Hukum Kriminal

Kajati Jatim Menyetujui Ekspose Restorative Justice (RJ) Mandiri 9 Perkara Pidum

20
×

Kajati Jatim Menyetujui Ekspose Restorative Justice (RJ) Mandiri 9 Perkara Pidum

Sebarkan artikel ini

Dalam rangka melaksanakan penegakan hukum yang berorientasi pada konsep atau pendekatan Keadilan Restoratif, pada hari Jumat tanggal 24 Januari 2025, Kajati Jatim Prof. (HCUA) Dr. Mia Amiati, SH, MH, CMA, CSSL memimpin Ekspose Mandiri 9 (sembilan) perkara yang diajukan untuk dihentikan Penuntutannya berdasarkan Keadilan Restoratif melalui sarana virtual, dengan dihadiri oleh Wakajati, Aspidum, dan para Kasi pada Bidang Pidum Kejati Jatim bersama-sama dengan Kajari Sidoarjo (Plh), Kajari Kota Malang, Kajari Kabupaten Probolinggo, Kajari Magetan, Kajari Tuban, Kajari Situbondo, kajari Pacitan yang terdiri dari : 5 Perkara Orharda dan 4 Perkara Penyalahgunaan Narkotika, yaitu :

5 (LIMA) PERKARA ORHARDA, yang terdiri dari :

• 2 (dua) perkara Tindak Pidana Pencurian yang memenuhi ketentuan Pasal 363 AYAT (1) KUHP yang diajukan oleh Kejari Kota Malang dan Kejari Kabupaten Probolinggo Primair Pasal 363 Ayat (1) Ke-3 KUHP Subsidiair Pasal 362 KUHP ;
• 1 (satu) perkara Perlindungan Anak yang memenuhi ketentuan Pasal 80 Ayat (1) Jo Pasal 76 C UU RI No. 35 Tahun 2014 tentang Perubahan atas UU RI No. 23 Tahun 2002 tentang Perlindungan Anak atau Pasal 351 ayat (1) KUHP yanga diajukan oleh Kejari Sidoarjo;
• 2 (dua) perkara Laka Lantas yang memenuhi ketentuan Pasal 310 ayat (1) dan (3) Undang-undang RI No. 22 Tahun 2009 (Lalu lintas dan Angkutan Jalan) yang diajukan oleh Kejari Magetan dan Kejari Tuban;

4 (EMPAT) PERKARA PENYALAHGUNAAN NARKOTIKA ;
Disangka melanggar Pasal 132 Ayat (1) Juncto Pasal 112 ayat (1) sub 127 ayat (1) UU RI No. 35 tahun 2009 tentang Narkotika yang diajukan oleh Kejari Situbondo (3 perkara) dan disangka melanggar pasal 112 ayat (1) UU RI Nomor 35 Tahun 2009 tentang Narkotika atau Pasal 127 ayat (1) huruf a Undang Undang RI Nomor 35 Tahun 2009 tentang Narkotika yang diajukan oleh Kajari Pacitan (1 perkara)

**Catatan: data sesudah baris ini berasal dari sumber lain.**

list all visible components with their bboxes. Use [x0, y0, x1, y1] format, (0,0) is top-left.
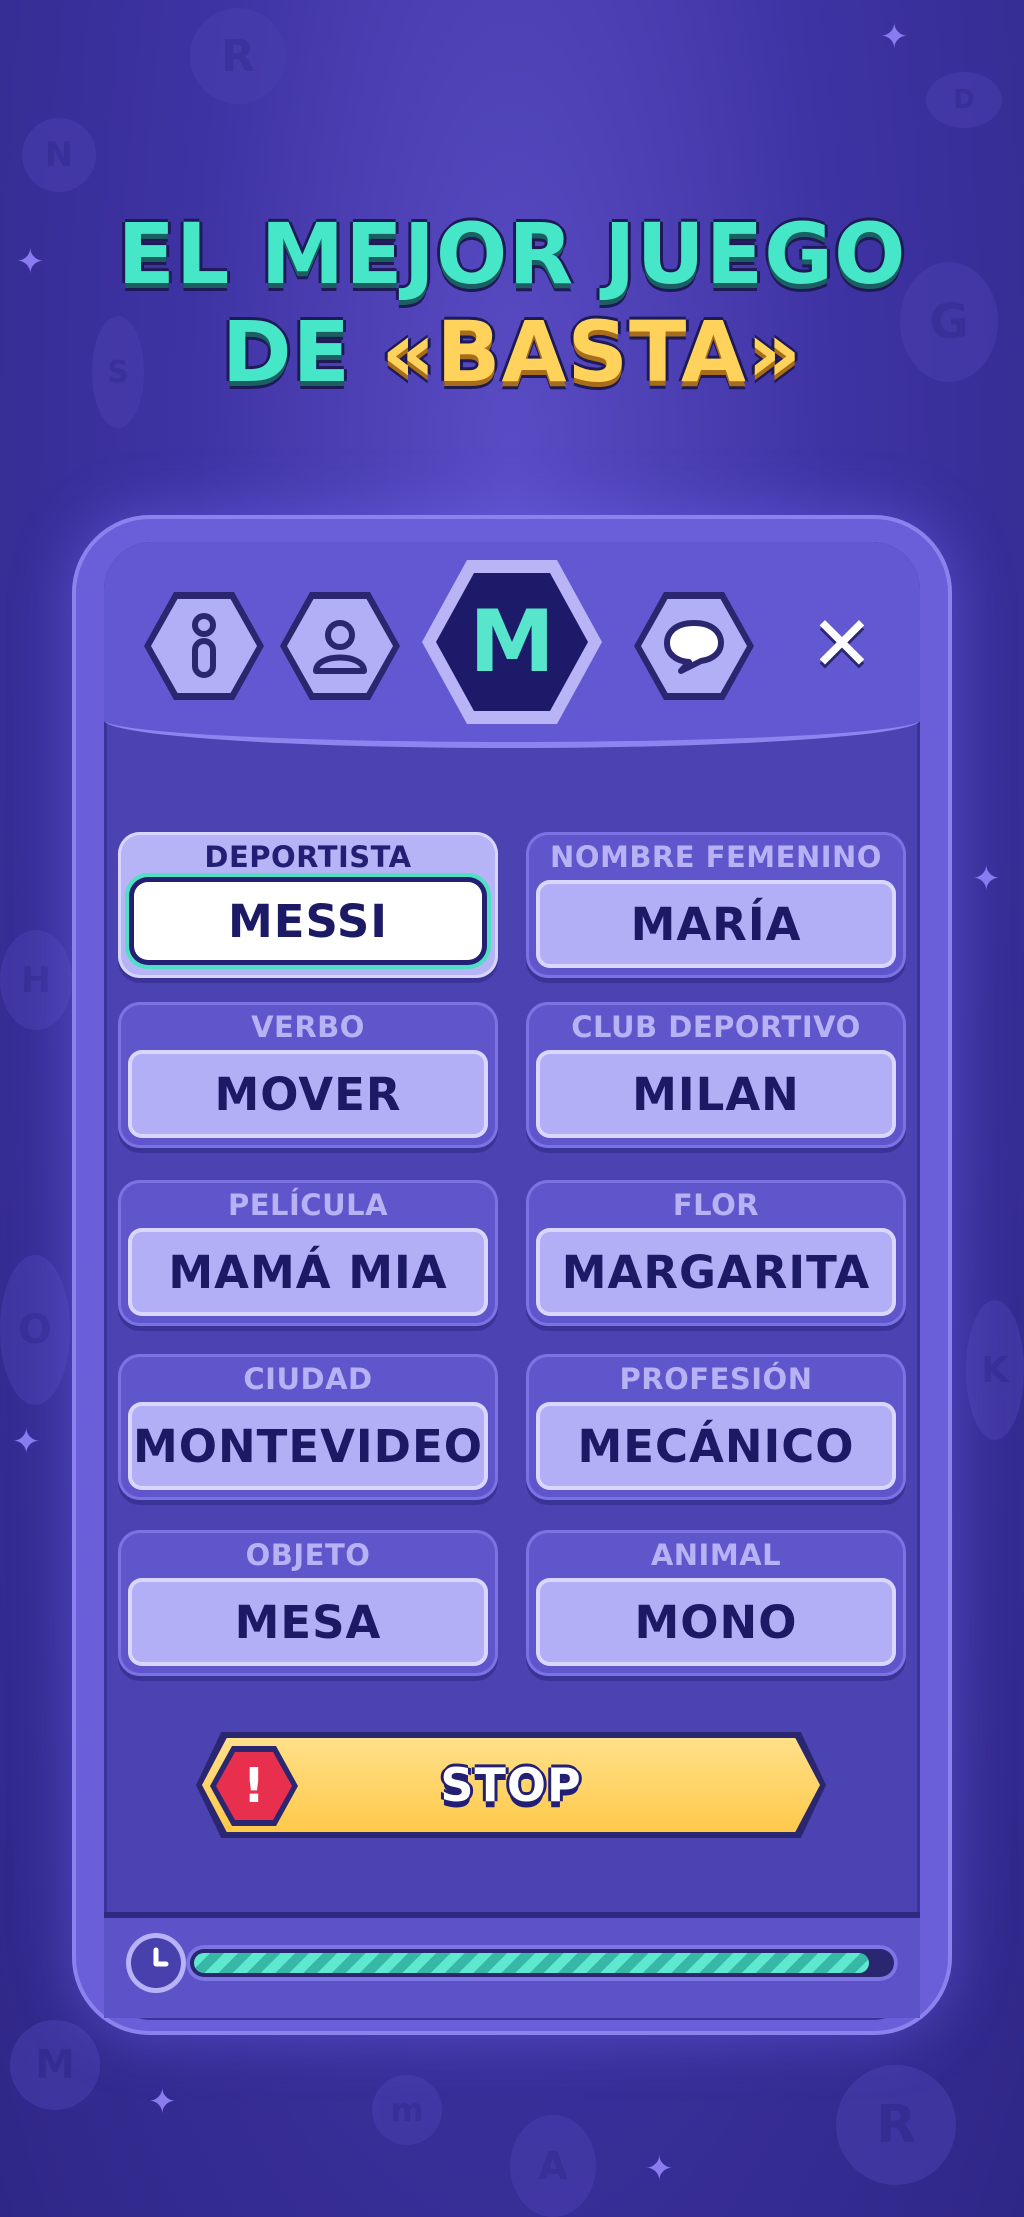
category-card[interactable]: DEPORTISTA MESSI: [118, 832, 498, 978]
answer-input[interactable]: MARÍA: [536, 880, 896, 968]
category-card[interactable]: CLUB DEPORTIVO MILAN: [526, 1002, 906, 1148]
letter-coin: D: [926, 72, 1002, 128]
answer-input[interactable]: MOVER: [128, 1050, 488, 1138]
page-title: EL MEJOR JUEGO DE «BASTA»: [0, 205, 1024, 401]
answer-input[interactable]: MAMÁ MIA: [128, 1228, 488, 1316]
category-label: FLOR: [672, 1188, 760, 1222]
headline-line-2-prefix: DE: [221, 303, 382, 401]
category-label: ANIMAL: [650, 1538, 782, 1572]
letter-coin: R: [190, 8, 286, 104]
letter-coin: m: [372, 2075, 442, 2145]
category-card[interactable]: OBJETO MESA: [118, 1530, 498, 1676]
answer-input[interactable]: MONTEVIDEO: [128, 1402, 488, 1490]
sparkle-icon: ✦: [645, 2149, 674, 2189]
category-card[interactable]: PROFESIÓN MECÁNICO: [526, 1354, 906, 1500]
close-button[interactable]: ✕: [806, 606, 878, 682]
letter-badge-core: M: [436, 573, 588, 711]
answer-input[interactable]: MARGARITA: [536, 1228, 896, 1316]
current-letter: M: [469, 592, 555, 692]
category-card[interactable]: ANIMAL MONO: [526, 1530, 906, 1676]
category-label: DEPORTISTA: [204, 840, 412, 874]
answer-input[interactable]: MESSI: [134, 882, 482, 960]
category-label: CLUB DEPORTIVO: [571, 1010, 861, 1044]
category-card[interactable]: PELÍCULA MAMÁ MIA: [118, 1180, 498, 1326]
sparkle-icon: ✦: [880, 17, 909, 57]
answer-input[interactable]: MESA: [128, 1578, 488, 1666]
timer-bar: [186, 1945, 898, 1981]
letter-coin: R: [836, 2065, 956, 2185]
info-icon: [151, 599, 257, 693]
category-card[interactable]: CIUDAD MONTEVIDEO: [118, 1354, 498, 1500]
alert-icon-glyph: !: [216, 1752, 292, 1820]
letter-coin: H: [0, 930, 72, 1030]
chat-icon: [641, 599, 747, 693]
clock-icon: [126, 1933, 186, 1993]
category-label: CIUDAD: [243, 1362, 373, 1396]
letter-coin: K: [966, 1300, 1024, 1440]
headline-game-name: «BASTA»: [381, 303, 803, 401]
letter-coin: O: [0, 1255, 70, 1405]
sparkle-icon: ✦: [972, 859, 1001, 899]
category-card[interactable]: FLOR MARGARITA: [526, 1180, 906, 1326]
category-label: PROFESIÓN: [619, 1362, 813, 1396]
sparkle-icon: ✦: [12, 1422, 41, 1462]
category-card[interactable]: NOMBRE FEMENINO MARÍA: [526, 832, 906, 978]
letter-coin: M: [10, 2020, 100, 2110]
timer-bar-fill: [194, 1953, 869, 1973]
answer-input[interactable]: MECÁNICO: [536, 1402, 896, 1490]
answer-input[interactable]: MILAN: [536, 1050, 896, 1138]
headline-line-1: EL MEJOR JUEGO: [117, 205, 907, 303]
player-icon: [287, 599, 393, 693]
letter-coin: N: [22, 118, 96, 192]
letter-coin: A: [510, 2115, 596, 2217]
category-label: VERBO: [251, 1010, 365, 1044]
answer-input[interactable]: MONO: [536, 1578, 896, 1666]
category-label: OBJETO: [245, 1538, 371, 1572]
category-label: PELÍCULA: [227, 1188, 389, 1222]
category-card[interactable]: VERBO MOVER: [118, 1002, 498, 1148]
category-label: NOMBRE FEMENINO: [550, 840, 882, 874]
sparkle-icon: ✦: [148, 2082, 177, 2122]
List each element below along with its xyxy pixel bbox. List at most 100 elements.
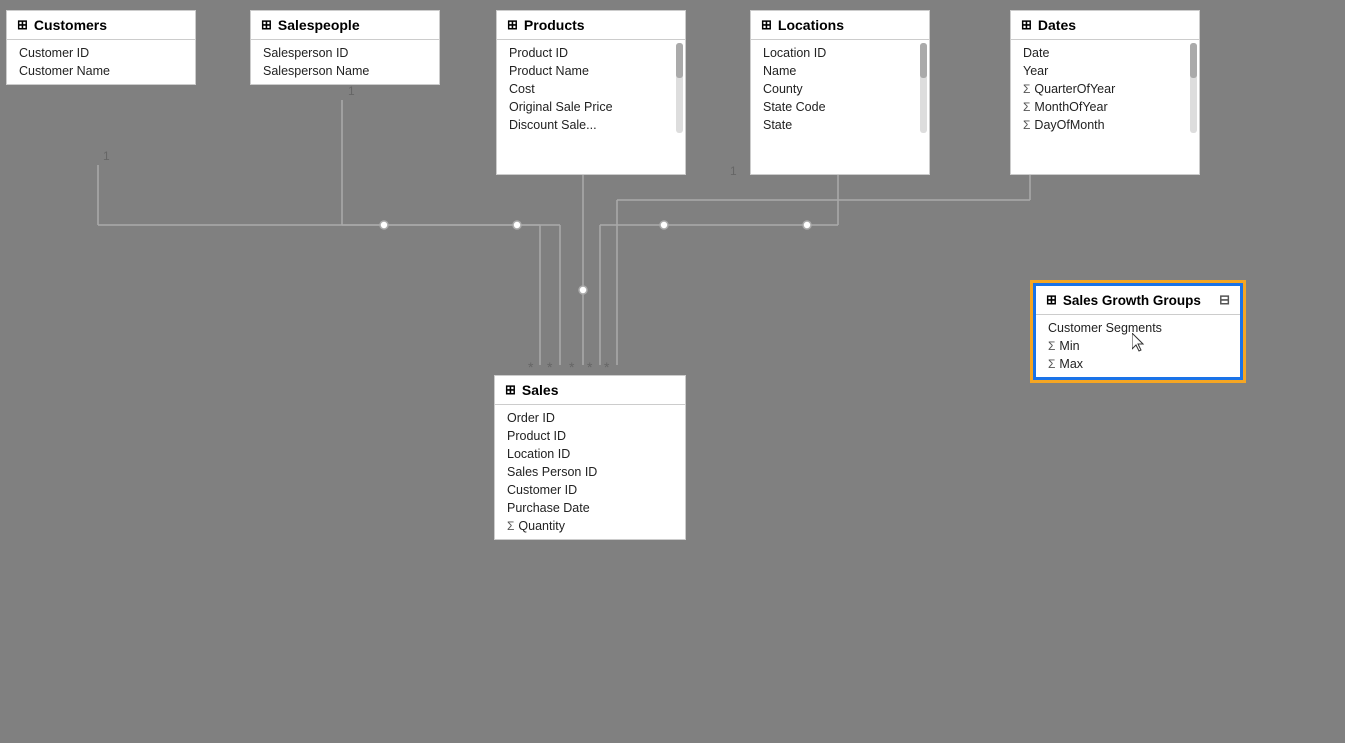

Penyelesaian perkara pidana melalui mekanisme penghentian penuntutan berdasarkan keadilan restoratif menjadi bukti bahwa negara melalui penegak hukumnya hadir memberikan humanisme dalam penegakan hukum dalam rangka menciptakan rasa keadilan di tengah-tengah masyarakat. Melalui kebijakan restorative justice, diharapkan tidak ada lagi masyarakat bawah yang tercederai oleh rasa ketidakadilan Meskipun demikian, perlu juga untuk digarisbawahi bahwa keadilan restoratif bukan berarti memberikan ruang pengampunan bagi pelaku pidana untuk mengulangi kesalahan serupa.

Untuk itu, permohonan pengajuan Penghentian Penuntutan berdasarkan Keadilan Restoratif tersebut harus memenuhi syarat sebagaimana diatur di dalam Perja No 15 Tahun 2020, yaitu : Tersangka baru pertama kali melakukan tindak pidana yang ancaman pidananya tidak lebih dari 5 tahun penjara; Telah ada kesepakatan perdamaian antara Korban dan Tersangka dan hak korban terlah dipulihkan kembali serta masyarakat merespons positif dan khusus untuk Perkara Penyalahgunaan Narkotika, penghentian penuntutan harus mempertimbangkan bahwa tersangka hanya sebagai penyalahguna narkoba untuk dirinya sendiri (end-user); tersangka tidak berperan sebagai produsen, bandar, pengedar dan kurir terkait jaringan gelap narkotika.